Amid growing furore over the controversial Don Sahong Dam – with a proposed canal site just one kilometre north of the Cambodia-Laos border – the environmental manager behind the project said yesterday that he’s certain it will have almost no environmental footprint.

“It’s definitely a sustainable project. It’s diverting only a small portion of the Mekong’s flow,” said Peter Hawkins, an environmental manager at Mega First Corporation of Berhad, the Malaysian firm behind the dam, which would be the second of 12 lower Mekong projects to start construction.

“We have been doing a lot of research into the impact of this project, and I am confident we can mitigate all of the effects.”

That notion was met with disbelief by at least one researcher.

“The Don Sahong Dam would block the most important channel for fish migrations in the Khone Falls area,” Dr Ian Baird, a professor of geography at the University of Wisconsin Madison who has studied and written about the Mekong dams extensively, said.

In a 2011 Critical Asian Studies article, Baird said the proposed dam would cause widespread losses to fisheries, deplete the Mekong’s biodiversity and threaten Cambodia’s ability to meet its 2015 Millennium Development Goal to end widespread hunger.

“We know the dam would have a lot of electric benefits, but fish from the Mekong feed millions of people – electricity can’t replace that,” Meach Mean, a coordinator at the 3S Rivers Protection Network, said.

But Hawkins said such fears are unfounded.

“We hope our project will actually improve fisheries and fishing practices upstream and downstream of the dam,” he said. “One of the main [misconceptions] is that the Hou Sahong is the only possible canal for migratory fish to travel upstream, but there’s at least one other canal for fish and we plan to develop the other nearby passages as well.”

Though the dam’s developers have not yet secured a construction contract, earlier this month the Lao government notified the intergovernmental Mekong River Commission of its intention to support the dam.

“By simply notifying the MRC, the Lao government is attempting to bypass the MRC’s 1995 Mekong Agreement and its requirement for ‘prior consultation’,” Ame Trandem, Southeast Asia project coordinator for International Rivers, said.

But the MRC secretariats stood behind the government as following protocol.

“The MRC is not a supranational or regulatory body,” Federico Rodriguez, a spokesman for the MRC’s Vientiane secretariat, said. “In the Don Sahong hydropower project’s case, by submitting the notification, Lao PDR has acted consistent with the provisions of the [Prior Consultation and Agreement] and the Mekong Agreement.”

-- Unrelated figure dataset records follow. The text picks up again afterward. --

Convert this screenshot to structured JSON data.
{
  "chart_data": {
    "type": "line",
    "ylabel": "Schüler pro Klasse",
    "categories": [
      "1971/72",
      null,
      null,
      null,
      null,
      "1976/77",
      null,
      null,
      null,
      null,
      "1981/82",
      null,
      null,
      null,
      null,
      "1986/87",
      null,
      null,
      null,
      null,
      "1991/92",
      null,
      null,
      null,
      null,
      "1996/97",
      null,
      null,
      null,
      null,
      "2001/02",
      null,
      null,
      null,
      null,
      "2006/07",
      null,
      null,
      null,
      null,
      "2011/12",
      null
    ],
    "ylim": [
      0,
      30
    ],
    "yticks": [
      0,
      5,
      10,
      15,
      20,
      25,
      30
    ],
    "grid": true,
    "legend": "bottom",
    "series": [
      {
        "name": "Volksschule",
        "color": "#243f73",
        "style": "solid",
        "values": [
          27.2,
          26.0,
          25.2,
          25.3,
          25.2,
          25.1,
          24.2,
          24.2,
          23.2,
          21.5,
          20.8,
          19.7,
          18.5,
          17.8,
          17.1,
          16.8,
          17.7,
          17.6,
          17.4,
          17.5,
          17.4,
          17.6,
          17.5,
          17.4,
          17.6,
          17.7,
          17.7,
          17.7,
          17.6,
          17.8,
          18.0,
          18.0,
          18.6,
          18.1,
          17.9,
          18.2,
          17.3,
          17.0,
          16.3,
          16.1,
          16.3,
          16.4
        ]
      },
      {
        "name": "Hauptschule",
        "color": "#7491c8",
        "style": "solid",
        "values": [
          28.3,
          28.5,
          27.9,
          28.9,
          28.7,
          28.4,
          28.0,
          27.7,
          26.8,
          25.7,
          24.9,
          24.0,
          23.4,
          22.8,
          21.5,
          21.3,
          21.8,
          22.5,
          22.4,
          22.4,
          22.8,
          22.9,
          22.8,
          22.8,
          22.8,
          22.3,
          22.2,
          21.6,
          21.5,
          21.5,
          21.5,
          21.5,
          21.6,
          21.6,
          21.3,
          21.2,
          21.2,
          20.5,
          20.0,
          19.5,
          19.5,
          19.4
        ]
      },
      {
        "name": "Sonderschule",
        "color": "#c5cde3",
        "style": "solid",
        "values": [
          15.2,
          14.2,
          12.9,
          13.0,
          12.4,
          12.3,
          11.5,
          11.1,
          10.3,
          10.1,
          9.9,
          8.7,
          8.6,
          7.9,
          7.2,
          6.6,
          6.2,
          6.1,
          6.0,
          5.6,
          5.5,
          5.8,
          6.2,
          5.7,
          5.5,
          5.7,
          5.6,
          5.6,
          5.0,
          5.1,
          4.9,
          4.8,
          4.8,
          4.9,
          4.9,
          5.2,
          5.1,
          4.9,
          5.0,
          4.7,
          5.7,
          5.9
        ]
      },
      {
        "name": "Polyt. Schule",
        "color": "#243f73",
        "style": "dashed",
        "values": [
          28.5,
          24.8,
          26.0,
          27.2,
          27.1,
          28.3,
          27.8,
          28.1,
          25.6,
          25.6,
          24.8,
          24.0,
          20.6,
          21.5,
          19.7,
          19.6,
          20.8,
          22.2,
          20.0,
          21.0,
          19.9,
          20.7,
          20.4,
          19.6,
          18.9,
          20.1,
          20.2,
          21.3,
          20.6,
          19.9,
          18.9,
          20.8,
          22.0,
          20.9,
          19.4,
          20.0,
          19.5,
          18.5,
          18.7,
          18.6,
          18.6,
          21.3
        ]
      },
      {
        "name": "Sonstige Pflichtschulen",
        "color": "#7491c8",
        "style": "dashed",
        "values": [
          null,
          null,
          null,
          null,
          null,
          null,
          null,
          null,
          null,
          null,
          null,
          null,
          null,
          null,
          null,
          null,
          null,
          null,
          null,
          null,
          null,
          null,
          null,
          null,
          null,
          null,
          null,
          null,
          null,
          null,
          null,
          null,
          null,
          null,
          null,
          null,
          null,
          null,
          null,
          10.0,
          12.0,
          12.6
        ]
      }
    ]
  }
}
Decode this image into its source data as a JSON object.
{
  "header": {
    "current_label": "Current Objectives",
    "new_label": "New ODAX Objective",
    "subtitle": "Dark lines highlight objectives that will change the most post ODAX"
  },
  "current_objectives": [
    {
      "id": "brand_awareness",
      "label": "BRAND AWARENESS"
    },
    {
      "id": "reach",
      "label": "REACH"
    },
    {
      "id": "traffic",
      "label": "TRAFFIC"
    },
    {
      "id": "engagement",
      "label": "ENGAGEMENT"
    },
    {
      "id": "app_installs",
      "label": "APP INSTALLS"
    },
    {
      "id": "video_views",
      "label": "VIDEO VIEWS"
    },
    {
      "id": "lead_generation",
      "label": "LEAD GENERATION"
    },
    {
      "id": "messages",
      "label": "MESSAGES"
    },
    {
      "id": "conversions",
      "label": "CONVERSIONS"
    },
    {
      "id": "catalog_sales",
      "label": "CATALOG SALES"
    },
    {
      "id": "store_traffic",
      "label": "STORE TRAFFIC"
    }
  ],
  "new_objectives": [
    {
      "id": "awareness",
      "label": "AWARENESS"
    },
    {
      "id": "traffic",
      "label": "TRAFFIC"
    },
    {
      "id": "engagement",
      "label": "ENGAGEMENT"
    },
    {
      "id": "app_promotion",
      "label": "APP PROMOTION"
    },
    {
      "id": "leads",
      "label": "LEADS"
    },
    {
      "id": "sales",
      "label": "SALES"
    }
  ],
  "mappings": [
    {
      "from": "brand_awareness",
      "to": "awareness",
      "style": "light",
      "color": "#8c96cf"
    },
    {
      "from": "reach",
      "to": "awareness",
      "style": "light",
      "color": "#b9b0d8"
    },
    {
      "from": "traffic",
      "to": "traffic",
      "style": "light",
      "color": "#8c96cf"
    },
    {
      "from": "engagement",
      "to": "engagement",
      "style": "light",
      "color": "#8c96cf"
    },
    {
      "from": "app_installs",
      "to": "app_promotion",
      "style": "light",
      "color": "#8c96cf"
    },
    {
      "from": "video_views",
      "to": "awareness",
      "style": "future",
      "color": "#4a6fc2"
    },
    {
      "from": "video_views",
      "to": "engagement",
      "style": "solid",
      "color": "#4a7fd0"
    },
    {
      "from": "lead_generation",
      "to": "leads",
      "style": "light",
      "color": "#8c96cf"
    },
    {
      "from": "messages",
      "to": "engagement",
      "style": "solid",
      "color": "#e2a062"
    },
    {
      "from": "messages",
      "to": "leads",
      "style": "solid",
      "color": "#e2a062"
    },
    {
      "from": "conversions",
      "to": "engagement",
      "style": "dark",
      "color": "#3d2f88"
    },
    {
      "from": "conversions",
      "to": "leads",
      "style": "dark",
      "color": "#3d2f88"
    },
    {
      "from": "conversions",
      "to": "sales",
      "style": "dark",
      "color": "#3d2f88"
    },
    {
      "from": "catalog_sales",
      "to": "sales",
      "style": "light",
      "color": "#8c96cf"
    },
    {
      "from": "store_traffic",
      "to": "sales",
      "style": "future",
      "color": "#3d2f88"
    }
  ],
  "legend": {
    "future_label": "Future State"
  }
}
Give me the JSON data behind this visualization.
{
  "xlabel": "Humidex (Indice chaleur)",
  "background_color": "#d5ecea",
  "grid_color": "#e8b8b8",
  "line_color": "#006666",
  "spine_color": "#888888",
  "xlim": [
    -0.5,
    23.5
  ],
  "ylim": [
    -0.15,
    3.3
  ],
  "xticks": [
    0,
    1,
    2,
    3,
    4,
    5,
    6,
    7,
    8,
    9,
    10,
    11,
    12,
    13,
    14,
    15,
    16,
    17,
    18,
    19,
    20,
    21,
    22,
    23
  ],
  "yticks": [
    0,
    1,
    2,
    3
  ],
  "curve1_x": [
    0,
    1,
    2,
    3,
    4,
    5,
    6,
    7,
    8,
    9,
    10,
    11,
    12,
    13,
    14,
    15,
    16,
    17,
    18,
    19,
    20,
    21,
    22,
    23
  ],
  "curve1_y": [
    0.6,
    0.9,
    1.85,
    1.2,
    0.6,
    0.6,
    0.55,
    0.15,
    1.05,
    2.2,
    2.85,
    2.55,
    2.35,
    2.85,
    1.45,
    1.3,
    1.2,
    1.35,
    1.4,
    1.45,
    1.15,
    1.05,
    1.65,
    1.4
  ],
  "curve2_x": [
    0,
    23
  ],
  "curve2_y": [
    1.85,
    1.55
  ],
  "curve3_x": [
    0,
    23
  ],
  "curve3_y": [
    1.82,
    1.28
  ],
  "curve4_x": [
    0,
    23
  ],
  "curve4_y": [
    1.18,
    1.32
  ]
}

Don Sahong developers are confident the official contract to build will soon be signed and construction under way.

In July 2012, another lightning rod Lao project, the Xayaburi dam, was halted following intense pressure from international groups and Cambodian authorities to conduct further impact studies.

When contacted yesterday about the Don Sahong, officials at the Cambodian National Mekong Committee and Water Resources Ministry refused to comment.